09 January 2018

[Review Film] Ayat-Ayat Cinta 2 (Belum Baca Novel VS Sudah Baca) dan Perbedaan antara Novel dan Filmnya



Jadi ceritanya hari itu 23 Desember 2017, Abudi (suami saya) ngajakin nonton film Ayat-Ayat Cinta 2. Beliau emang sudah lama menantikan film ini setelah membaca novel AAC2. Kalau saya sih jujur belum membaca novel AAC2 semenjak novel pertama dibikin film dan sangat mengecewakan. Padahal novelnya mah sudah ada dari jaman jigeum ada di lemari buku. Tapi karena saya belum baca, pas lihat trailernya jadi penasaran.

Lalu berangkatlah kami berdua tanpa diintilin sama dua bocah. Pilih bioskop yang paling dekat dengan tempat tinggal agar enggak kelamaan ninggalin dua bocah di rumah.
Yeaa, remaja kolot sedang nge-date halal. lol. Ada sih segelintir teman yang enggak suka bioskop menganggap perbuatan kami sia-sia. Ada juga yang mempertanyakan "Kok tega sih ninggalin anak berdua sendirian di rumah". Ah yowisben... Biarin aja deh. Senyumin aja. :) Dia mah enggak tahu dengan "jalan berdua" bisa memupuk lagi rasa cinta diantara suami-istri. eaaaa



Nonton dari hari ketiga tayang di bioskop, tapi baru sempat menuliskan reviewnya hari ini. Well, ibu hamil mah mood-nya tak terduga. Maklumin aja deh dan semoga enggak basi ya -_-.

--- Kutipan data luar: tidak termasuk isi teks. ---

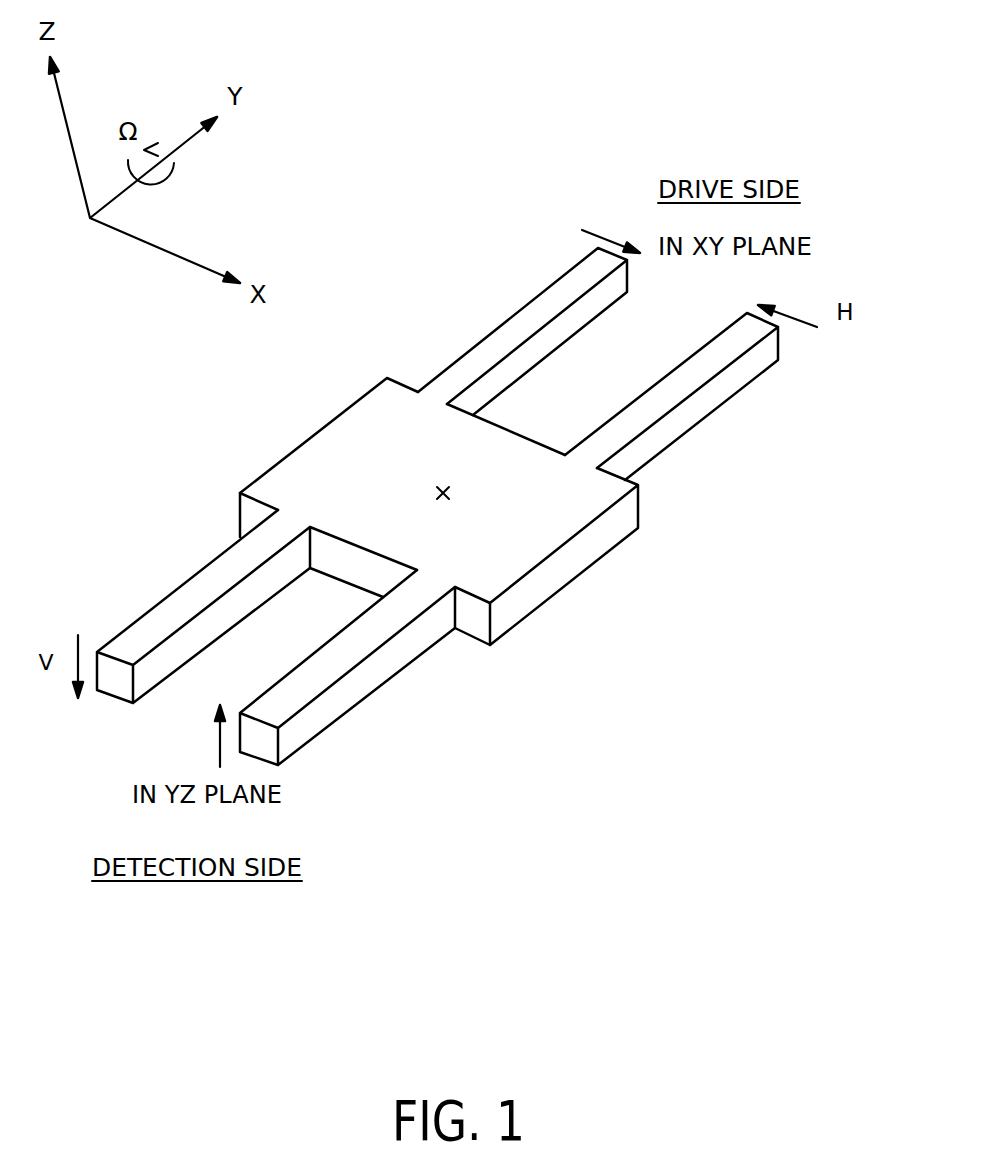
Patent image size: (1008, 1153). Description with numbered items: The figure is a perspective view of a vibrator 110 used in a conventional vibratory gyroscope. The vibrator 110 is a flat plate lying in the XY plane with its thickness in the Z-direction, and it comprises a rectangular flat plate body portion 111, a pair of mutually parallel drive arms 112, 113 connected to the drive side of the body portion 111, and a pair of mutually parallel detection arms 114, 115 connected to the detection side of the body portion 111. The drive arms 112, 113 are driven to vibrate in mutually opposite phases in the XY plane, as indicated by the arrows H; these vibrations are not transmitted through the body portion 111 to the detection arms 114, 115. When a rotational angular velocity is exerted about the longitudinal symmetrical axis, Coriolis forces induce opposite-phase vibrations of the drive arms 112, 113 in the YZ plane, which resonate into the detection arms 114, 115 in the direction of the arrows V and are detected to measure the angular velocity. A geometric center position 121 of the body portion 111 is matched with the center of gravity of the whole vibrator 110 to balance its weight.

Dari hari ke hari saya mengamati film Ayat-Ayat Cinta semakin banyak penontonnya. Semakin banyak yang menjadi saksi cinta Fahri kepada Aisya. Setelah 20 hari tayang, AAC2 masih setia membentangkan layar di bioskop. Dari target 4 juta penonton, AAC2 kini sudah tembus 2,5 juta lebih. Wuih keren. Katanya banyak netizen yang kecewa dan mengkritik habis film ini ya?

Oke, lanjut ke film AAC2. Jadi gimana reaksi saya saat nonton dan setelah nonton? Terus reaksi Abudi yang sudah baca gimana?

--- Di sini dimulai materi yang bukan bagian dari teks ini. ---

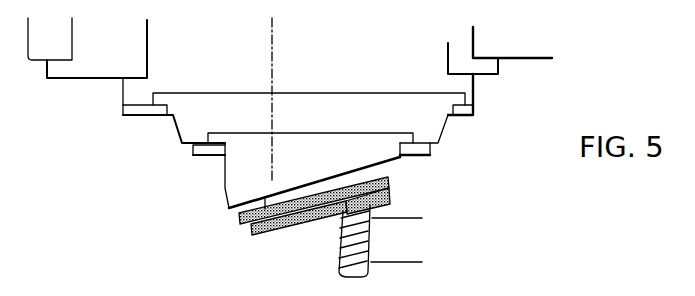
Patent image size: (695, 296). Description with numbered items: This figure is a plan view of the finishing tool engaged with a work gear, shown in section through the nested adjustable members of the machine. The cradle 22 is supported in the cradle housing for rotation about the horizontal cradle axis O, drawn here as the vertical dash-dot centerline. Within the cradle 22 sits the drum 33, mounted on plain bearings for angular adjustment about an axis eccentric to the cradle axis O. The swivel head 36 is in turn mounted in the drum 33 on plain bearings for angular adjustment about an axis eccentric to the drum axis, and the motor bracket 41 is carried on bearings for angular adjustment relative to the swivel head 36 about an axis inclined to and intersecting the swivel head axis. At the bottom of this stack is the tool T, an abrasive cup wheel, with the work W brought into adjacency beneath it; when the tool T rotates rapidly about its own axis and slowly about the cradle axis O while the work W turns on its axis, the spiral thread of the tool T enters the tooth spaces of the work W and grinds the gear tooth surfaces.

The cradle 22 is at (487, 66).
The drum 33 is at (457, 84).
The swivel head 36 is at (440, 126).
The motor bracket 41 is at (243, 166).
The cradle axis O is at (273, 82).
The tool T is at (390, 180).
The work W is at (340, 242).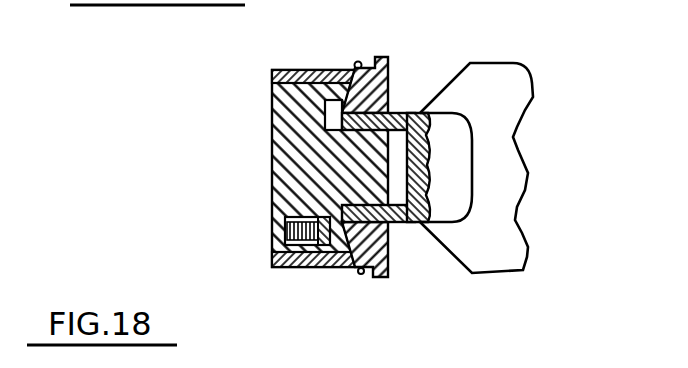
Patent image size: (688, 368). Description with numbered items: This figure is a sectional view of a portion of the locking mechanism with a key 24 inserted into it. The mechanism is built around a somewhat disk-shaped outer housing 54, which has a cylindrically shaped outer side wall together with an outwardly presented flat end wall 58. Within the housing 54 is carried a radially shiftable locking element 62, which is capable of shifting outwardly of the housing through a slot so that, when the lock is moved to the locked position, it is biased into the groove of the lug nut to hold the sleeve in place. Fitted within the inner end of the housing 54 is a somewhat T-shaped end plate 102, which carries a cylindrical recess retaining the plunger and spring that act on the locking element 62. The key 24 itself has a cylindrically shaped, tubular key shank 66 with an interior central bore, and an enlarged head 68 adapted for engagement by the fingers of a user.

The key 24 is at (428, 60).
The outer housing 54 is at (340, 58).
The outwardly presented flat end wall 58 is at (360, 275).
The locking element 62 is at (340, 100).
The key shank 66 is at (405, 225).
The enlarged head 68 is at (497, 95).
The end plate 102 is at (302, 152).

Disini, posisi saya sama sekali nggak tau alur ceritanya dan endingnya seperti apa. Sementara Abudi tentu saja sudah tahu alur dan endingnya. Dari perbedaan ini saja, pasti beda reaksi diantara kami berdua.
Saya : sepanjang scene film yang menyedihkan saya menangis tiada henti. Sampai keluar studio juga masih netes nih air mata. (Uwien anaknya cengeng)
Abudi : berkali-kali menghibur saya bahwa endingnya tetap bahagia.

Tentang informasi umum nggak akan saya tulis disini ya, sudah banyak informasi tersebut di tempat lain. Saya hanya akan memberikan pendapat pribadi saja mengenai film ini.

1. Syuting asli di Scotlandia sesuai dengan di novel ini patut diapresiasi, indah banget ya di sana tuh (Uwien anaknya gumunan). Berbeda dengan AAC1 yang latar di novel adalah di Mesir, eeeh, lokasi syuting filmnya malah di India. Beda alam.
Soundtracknya bagus-bagus dan enak didenger.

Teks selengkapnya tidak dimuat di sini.